En la noche el silencio para mí es como que da pasos el papel donde está escrito tu nombre (EL Papel y su Utilidad). La oscuridad es la escritura de aquellos que velan dulcemente mi insomnio de Fin de Año (Historia del sueño y su estudio), y a pesar de que los años y los meses cambian de nombre de continuo, yo descifro en la sábana en sombras la eternidad del tiempo (El destiempo).

Empiezo a caminar por la casa, confundida, errática, diciéndome que están esperándome laberintos, abracadabras, difuntos, fantasmas (Angustia y miedo). Diciéndome que soy pequeña, que mi bastón apenas es un fósforo encendido por miedo de niña (Los derechos del niño), y la casa que tiene enredadas memorias de doncella me busca (Búsqueda heurística).

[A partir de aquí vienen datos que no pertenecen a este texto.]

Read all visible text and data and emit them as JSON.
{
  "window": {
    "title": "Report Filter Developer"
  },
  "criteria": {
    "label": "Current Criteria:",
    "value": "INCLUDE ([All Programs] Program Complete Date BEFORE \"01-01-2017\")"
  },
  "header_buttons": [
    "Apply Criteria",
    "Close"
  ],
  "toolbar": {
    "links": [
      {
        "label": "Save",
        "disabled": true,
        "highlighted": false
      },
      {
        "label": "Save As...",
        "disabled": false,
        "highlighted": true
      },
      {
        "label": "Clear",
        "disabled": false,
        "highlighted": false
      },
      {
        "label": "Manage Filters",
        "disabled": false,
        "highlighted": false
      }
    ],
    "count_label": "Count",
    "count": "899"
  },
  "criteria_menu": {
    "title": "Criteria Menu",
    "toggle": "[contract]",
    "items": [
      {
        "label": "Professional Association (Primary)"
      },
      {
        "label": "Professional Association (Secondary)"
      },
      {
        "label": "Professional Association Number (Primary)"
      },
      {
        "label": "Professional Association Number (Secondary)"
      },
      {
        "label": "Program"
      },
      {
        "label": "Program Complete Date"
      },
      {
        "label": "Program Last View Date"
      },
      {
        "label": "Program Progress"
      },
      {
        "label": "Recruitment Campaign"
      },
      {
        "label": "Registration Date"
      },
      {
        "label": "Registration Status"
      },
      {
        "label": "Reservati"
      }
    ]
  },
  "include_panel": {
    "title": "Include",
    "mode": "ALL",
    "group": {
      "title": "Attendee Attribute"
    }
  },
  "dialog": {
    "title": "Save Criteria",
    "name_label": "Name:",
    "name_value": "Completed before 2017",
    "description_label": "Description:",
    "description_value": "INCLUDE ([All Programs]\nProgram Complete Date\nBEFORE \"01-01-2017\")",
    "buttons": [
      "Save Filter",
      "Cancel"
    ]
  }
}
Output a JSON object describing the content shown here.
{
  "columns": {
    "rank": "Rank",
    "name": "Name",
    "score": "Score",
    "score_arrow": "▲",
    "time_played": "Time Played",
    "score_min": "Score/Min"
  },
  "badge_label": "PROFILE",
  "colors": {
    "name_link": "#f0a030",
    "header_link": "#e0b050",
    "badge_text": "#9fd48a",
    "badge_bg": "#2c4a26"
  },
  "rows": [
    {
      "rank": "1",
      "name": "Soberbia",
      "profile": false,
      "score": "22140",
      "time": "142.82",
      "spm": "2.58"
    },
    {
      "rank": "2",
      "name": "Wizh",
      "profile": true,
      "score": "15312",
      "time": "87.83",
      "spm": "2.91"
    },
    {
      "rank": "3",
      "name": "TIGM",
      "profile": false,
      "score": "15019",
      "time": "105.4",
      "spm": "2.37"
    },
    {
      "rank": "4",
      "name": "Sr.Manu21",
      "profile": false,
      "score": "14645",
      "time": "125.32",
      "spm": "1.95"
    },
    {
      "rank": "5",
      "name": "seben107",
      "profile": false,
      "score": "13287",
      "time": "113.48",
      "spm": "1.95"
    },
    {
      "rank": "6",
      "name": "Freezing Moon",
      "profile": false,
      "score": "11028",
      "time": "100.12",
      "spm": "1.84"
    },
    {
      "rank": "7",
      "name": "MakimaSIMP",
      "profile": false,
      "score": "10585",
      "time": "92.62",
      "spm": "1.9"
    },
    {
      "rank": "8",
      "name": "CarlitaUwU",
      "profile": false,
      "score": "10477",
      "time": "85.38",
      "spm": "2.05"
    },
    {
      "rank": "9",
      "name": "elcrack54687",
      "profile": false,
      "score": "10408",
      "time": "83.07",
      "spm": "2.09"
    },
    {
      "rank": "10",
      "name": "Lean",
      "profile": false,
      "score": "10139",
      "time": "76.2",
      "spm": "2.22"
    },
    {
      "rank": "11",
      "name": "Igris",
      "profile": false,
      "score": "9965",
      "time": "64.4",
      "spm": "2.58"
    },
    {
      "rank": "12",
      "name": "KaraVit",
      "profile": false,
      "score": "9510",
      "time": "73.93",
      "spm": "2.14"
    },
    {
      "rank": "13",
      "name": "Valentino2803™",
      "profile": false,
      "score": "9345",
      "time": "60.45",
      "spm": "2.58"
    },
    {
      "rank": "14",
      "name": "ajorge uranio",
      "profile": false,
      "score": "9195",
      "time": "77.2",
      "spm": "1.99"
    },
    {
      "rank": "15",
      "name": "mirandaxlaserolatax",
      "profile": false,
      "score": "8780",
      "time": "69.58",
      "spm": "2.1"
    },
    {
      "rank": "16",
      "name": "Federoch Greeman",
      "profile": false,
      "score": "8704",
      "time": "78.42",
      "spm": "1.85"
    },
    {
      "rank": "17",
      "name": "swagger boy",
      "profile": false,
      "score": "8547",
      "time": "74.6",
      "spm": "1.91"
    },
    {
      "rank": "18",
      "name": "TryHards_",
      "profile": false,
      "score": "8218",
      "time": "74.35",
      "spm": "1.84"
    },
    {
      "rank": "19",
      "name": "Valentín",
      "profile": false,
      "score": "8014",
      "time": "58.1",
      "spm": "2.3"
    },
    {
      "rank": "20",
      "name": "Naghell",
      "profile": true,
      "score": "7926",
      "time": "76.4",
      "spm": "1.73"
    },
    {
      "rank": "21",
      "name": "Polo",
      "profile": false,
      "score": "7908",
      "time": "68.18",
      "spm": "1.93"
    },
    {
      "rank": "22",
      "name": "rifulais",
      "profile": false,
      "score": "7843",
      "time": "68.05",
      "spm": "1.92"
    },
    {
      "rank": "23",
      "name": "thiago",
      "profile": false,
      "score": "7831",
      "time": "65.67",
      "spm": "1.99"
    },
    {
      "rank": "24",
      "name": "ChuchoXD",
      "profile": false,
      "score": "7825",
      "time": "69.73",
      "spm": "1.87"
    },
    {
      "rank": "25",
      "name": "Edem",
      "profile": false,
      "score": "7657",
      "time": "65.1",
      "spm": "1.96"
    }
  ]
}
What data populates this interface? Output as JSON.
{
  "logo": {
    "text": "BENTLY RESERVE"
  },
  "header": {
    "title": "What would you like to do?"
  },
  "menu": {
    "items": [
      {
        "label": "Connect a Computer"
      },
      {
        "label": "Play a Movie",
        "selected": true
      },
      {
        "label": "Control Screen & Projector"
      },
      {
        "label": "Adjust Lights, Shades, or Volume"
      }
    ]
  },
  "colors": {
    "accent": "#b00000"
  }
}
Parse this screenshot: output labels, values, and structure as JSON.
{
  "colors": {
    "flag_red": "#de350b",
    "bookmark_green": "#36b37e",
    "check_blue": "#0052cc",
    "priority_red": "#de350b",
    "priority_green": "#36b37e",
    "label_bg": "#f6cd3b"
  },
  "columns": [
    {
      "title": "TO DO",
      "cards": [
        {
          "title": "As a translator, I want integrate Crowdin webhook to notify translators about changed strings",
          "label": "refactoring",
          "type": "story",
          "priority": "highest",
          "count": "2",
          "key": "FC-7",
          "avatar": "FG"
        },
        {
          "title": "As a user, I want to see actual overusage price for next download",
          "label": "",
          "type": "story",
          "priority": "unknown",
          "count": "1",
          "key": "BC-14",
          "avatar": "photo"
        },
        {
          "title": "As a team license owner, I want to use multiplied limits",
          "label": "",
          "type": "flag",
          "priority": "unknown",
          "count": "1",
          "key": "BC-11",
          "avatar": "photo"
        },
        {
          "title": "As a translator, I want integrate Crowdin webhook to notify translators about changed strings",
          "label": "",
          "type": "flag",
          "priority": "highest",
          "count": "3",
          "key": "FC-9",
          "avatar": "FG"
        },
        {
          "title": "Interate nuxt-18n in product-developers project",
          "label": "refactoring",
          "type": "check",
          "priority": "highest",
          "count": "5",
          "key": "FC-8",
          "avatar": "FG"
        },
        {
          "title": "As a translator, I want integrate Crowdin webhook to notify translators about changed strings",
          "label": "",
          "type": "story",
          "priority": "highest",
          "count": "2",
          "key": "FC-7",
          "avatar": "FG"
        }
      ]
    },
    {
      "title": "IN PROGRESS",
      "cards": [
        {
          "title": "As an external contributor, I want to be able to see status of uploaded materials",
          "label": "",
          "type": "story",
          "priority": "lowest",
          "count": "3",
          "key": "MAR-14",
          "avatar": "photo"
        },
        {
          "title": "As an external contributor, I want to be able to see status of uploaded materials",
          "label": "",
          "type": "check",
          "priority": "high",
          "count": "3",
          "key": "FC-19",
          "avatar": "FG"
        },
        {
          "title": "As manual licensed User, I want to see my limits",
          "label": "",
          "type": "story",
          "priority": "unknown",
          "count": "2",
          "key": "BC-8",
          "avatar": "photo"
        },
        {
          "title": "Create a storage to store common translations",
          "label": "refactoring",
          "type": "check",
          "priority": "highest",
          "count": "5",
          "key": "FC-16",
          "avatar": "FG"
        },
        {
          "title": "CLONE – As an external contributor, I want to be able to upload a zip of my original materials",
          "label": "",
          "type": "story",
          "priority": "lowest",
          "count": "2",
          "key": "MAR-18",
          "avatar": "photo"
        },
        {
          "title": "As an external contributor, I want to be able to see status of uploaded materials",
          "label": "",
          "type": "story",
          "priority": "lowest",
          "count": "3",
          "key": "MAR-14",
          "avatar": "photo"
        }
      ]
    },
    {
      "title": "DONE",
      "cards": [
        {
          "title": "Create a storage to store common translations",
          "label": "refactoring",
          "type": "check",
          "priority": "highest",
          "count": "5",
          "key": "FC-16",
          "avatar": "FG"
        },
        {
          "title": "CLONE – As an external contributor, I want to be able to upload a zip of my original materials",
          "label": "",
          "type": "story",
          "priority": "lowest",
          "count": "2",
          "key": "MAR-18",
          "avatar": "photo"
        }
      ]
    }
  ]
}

Sí, me busca la casa antes, un poco antes de las doce de la noche (Cómo prepararse para un año nuevo), y yo la sigo cuarto por cuarto en una solitaria procesión que persigue la divinidad de no sé qué Todo (Curso de meditación…). Escucho los ruidos acercarse, pregunto: “¿Es la paloma, es el murciélago, es el topacio que cayó de los libros de versos; qué sonidos son éstos?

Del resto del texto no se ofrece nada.